Nagtzaam heeft alleen een uittreksel van het geboorteregister, maar weet weinig tot niets over hoe haar moeder haar heeft afgestaan. "Mijn biologische moeder is in de jaren 80 al overleden. Ik heb alleen contact met een halfbroer in Amerika, maar die weet weinig van wat er hier is gebeurd."
Vijf baby's in een box
Volgens Harlinde van Osselaer was er vroeger geen discussie over de vraag of het wel in het belang van de kinderen was om geadopteerd te worden. Ze werkte in de jaren 70 in Moederheil, een van de bekendste huizen waar jonge moeders en baby's werden opgevangen.
"Ik moest als psycholoog de kinderen testen, om te zien hoe ver ze in hun ontwikkeling waren. Dat had te maken met het moment waarop ze geadopteerd konden worden." Ze is ervan overtuigd dat de gang van zaken in de tehuizen de kinderen heeft geschaad. "Er zaten bijvoorbeeld vijf baby's in een box, er werd niet met ze gespeeld of gepraat. Dan loop je ontwikkelingskansen mis."
Met afstandsmoeders had ze ook contact, voor de bevalling. "Bij sommige meisjes dacht ik: die zullen hun hele leven hier last van houden. Soms was het hartverscheurend."
Zwart gat
Voor Will van Sebille is haar bevalling nog steeds een zwart gat. "Ik kan me alleen nog herinneren dat ik mijn zoon hoorde huilen nadat hij was geboren. Dat gaf me een geluksgevoel. Maar daarna is hij weggehaald, ik mocht hem niet zien." Het contact werd pas hersteld toen haar zoon 33 jaar was.
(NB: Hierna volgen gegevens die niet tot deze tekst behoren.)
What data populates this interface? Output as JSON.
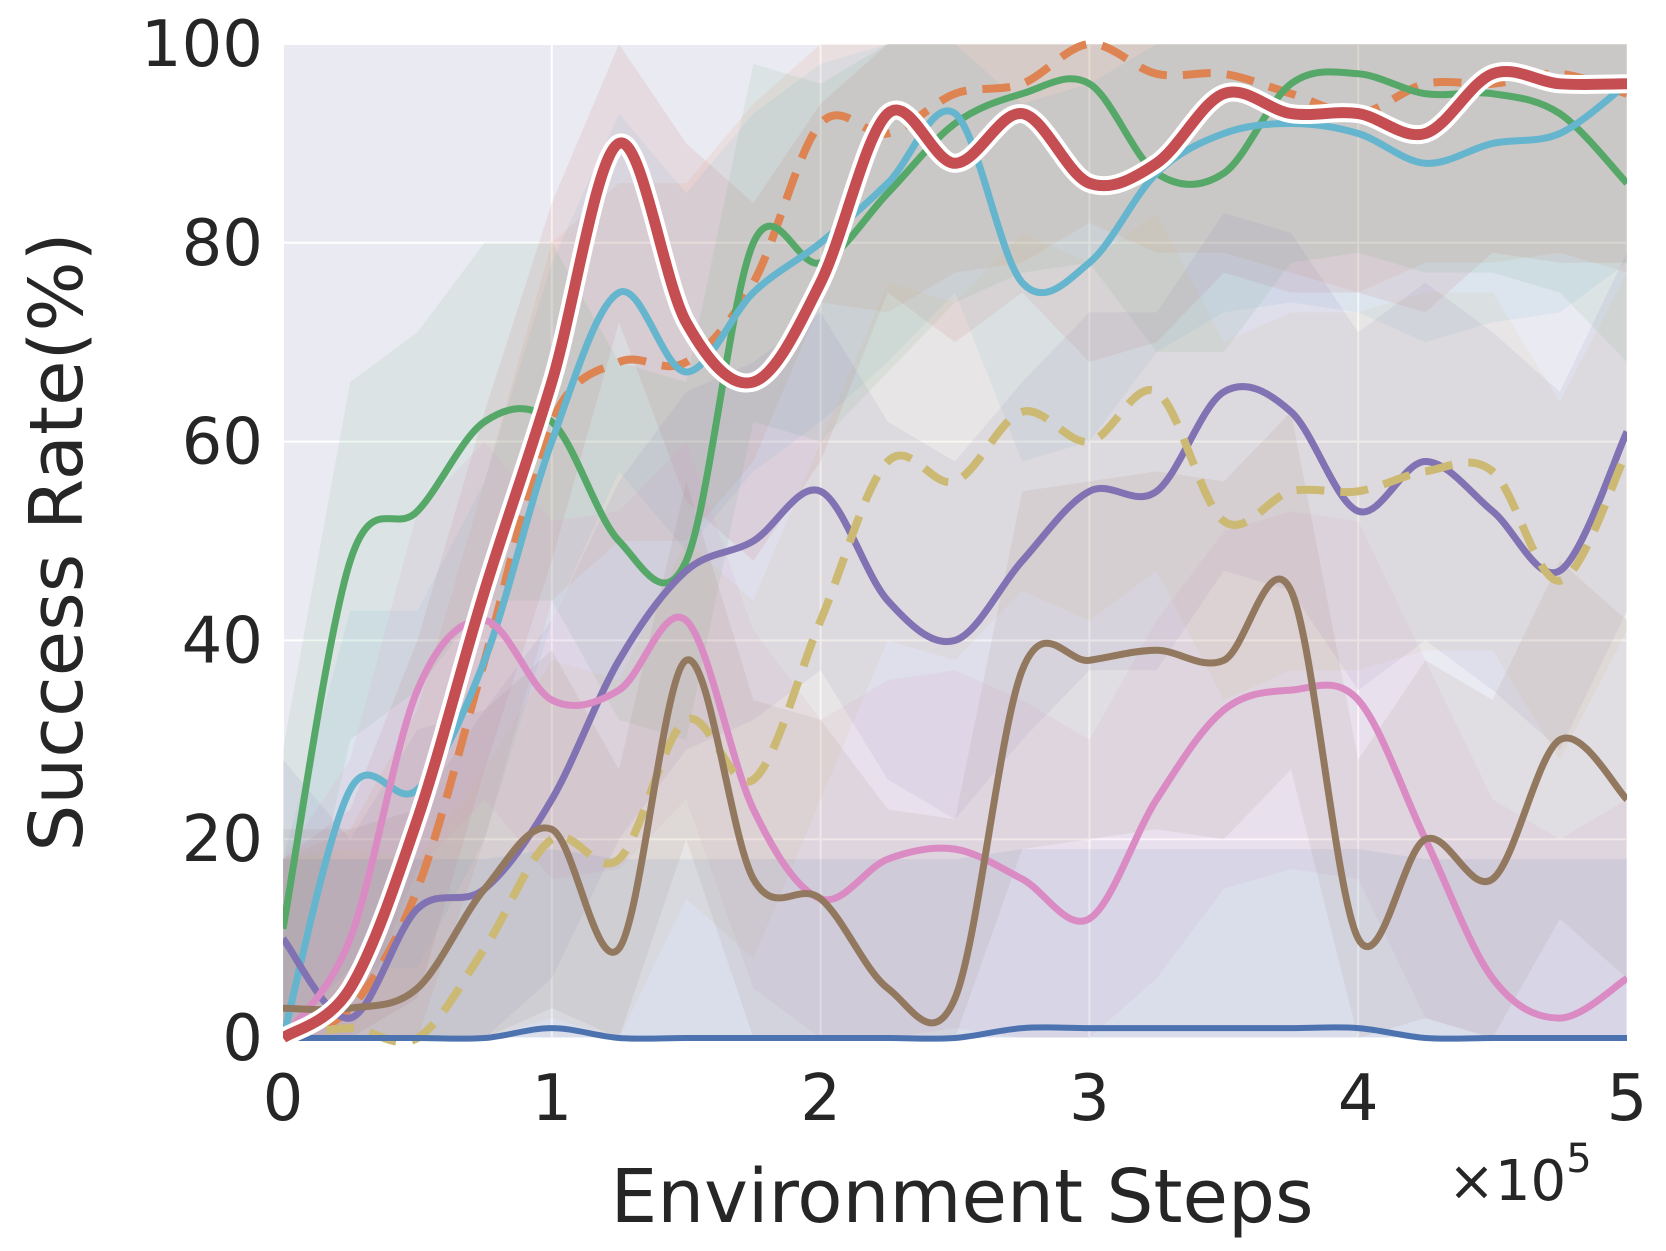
{
  "chart_data": {
    "type": "line",
    "title": "",
    "xlabel": "Environment Steps",
    "ylabel": "Success Rate(%)",
    "x_multiplier_label": "×10",
    "x_multiplier_exp": "5",
    "xlim": [
      0,
      5
    ],
    "ylim": [
      0,
      100
    ],
    "xticks": [
      "0",
      "1",
      "2",
      "3",
      "4",
      "5"
    ],
    "yticks": [
      "0",
      "20",
      "40",
      "60",
      "80",
      "100"
    ],
    "grid": true,
    "legend": "none",
    "background": "#eaeaf2",
    "x": [
      0,
      0.25,
      0.5,
      0.75,
      1.0,
      1.25,
      1.5,
      1.75,
      2.0,
      2.25,
      2.5,
      2.75,
      3.0,
      3.25,
      3.5,
      3.75,
      4.0,
      4.25,
      4.5,
      4.75,
      5.0
    ],
    "series": [
      {
        "color": "#c44e52",
        "dash": "",
        "width": 11,
        "outline": true,
        "values": [
          0,
          5,
          22,
          45,
          66,
          90,
          72,
          66,
          76,
          93,
          88,
          93,
          86,
          88,
          95,
          93,
          93,
          91,
          97,
          96,
          96
        ]
      },
      {
        "color": "#dd8452",
        "dash": "28 16",
        "width": 8,
        "outline": false,
        "values": [
          0,
          3,
          15,
          38,
          62,
          68,
          68,
          76,
          92,
          91,
          95,
          96,
          100,
          97,
          97,
          95,
          93,
          96,
          96,
          97,
          95
        ]
      },
      {
        "color": "#55a868",
        "dash": "",
        "width": 7,
        "outline": false,
        "values": [
          11,
          48,
          53,
          62,
          62,
          50,
          48,
          80,
          78,
          85,
          92,
          95,
          96,
          87,
          87,
          96,
          97,
          95,
          95,
          93,
          86
        ]
      },
      {
        "color": "#64b5cd",
        "dash": "",
        "width": 7,
        "outline": false,
        "values": [
          0,
          25,
          25,
          38,
          60,
          75,
          67,
          75,
          80,
          86,
          93,
          76,
          78,
          87,
          91,
          92,
          91,
          88,
          90,
          91,
          96
        ]
      },
      {
        "color": "#8172b3",
        "dash": "",
        "width": 7,
        "outline": false,
        "values": [
          10,
          2,
          13,
          15,
          24,
          38,
          47,
          50,
          55,
          44,
          40,
          48,
          55,
          55,
          65,
          63,
          53,
          58,
          53,
          47,
          61
        ]
      },
      {
        "color": "#da8bc3",
        "dash": "",
        "width": 7,
        "outline": false,
        "values": [
          0,
          10,
          35,
          42,
          34,
          35,
          42,
          23,
          14,
          18,
          19,
          16,
          12,
          24,
          33,
          35,
          34,
          20,
          6,
          2,
          6
        ]
      },
      {
        "color": "#ccb974",
        "dash": "28 16",
        "width": 8,
        "outline": false,
        "values": [
          0,
          1,
          0,
          9,
          20,
          18,
          32,
          26,
          42,
          58,
          56,
          63,
          60,
          65,
          52,
          55,
          55,
          57,
          57,
          46,
          59
        ]
      },
      {
        "color": "#937860",
        "dash": "",
        "width": 7,
        "outline": false,
        "values": [
          3,
          3,
          5,
          15,
          21,
          9,
          38,
          16,
          14,
          5,
          4,
          37,
          38,
          39,
          38,
          45,
          10,
          20,
          16,
          30,
          24
        ]
      },
      {
        "color": "#4c72b0",
        "dash": "",
        "width": 6,
        "outline": false,
        "values": [
          0,
          0,
          0,
          0,
          1,
          0,
          0,
          0,
          0,
          0,
          0,
          1,
          1,
          1,
          1,
          1,
          1,
          0,
          0,
          0,
          0
        ]
      }
    ]
  }
}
"Ik hoop dat door dit onderzoek alle instanties, van hulpverlening tot tehuizen en de kerk, zullen erkennen dat ze hierin een rol hebben gespeeld en dat dit niet de goede manier was. Ik denk dat dat veel afstandsmoeders het gevoel zal geven dat zij en hun verhaal er mogen zijn."
D66-Kamerlid Vera Bergkamp pleitte al langer voor een diepgravend onderzoek. "Goed om te horen dat minister Dekker uiteindelijk toch aan de slag gaat met ons verzoek om diepgaand onderzoek te doen naar een verzwegen generatie. Dit zijn zwarte bladzijden uit de Nederlandse geschiedenis, het is belangrijk om hier meer over te weten. En dat niet alleen; de kinderen en ouders moeten betere nazorg krijgen wanneer gewenst. Daarbij is de betrokkenheid van ervaringsdeskundigen van belang, want zij weten uit ervaring wat nodig is."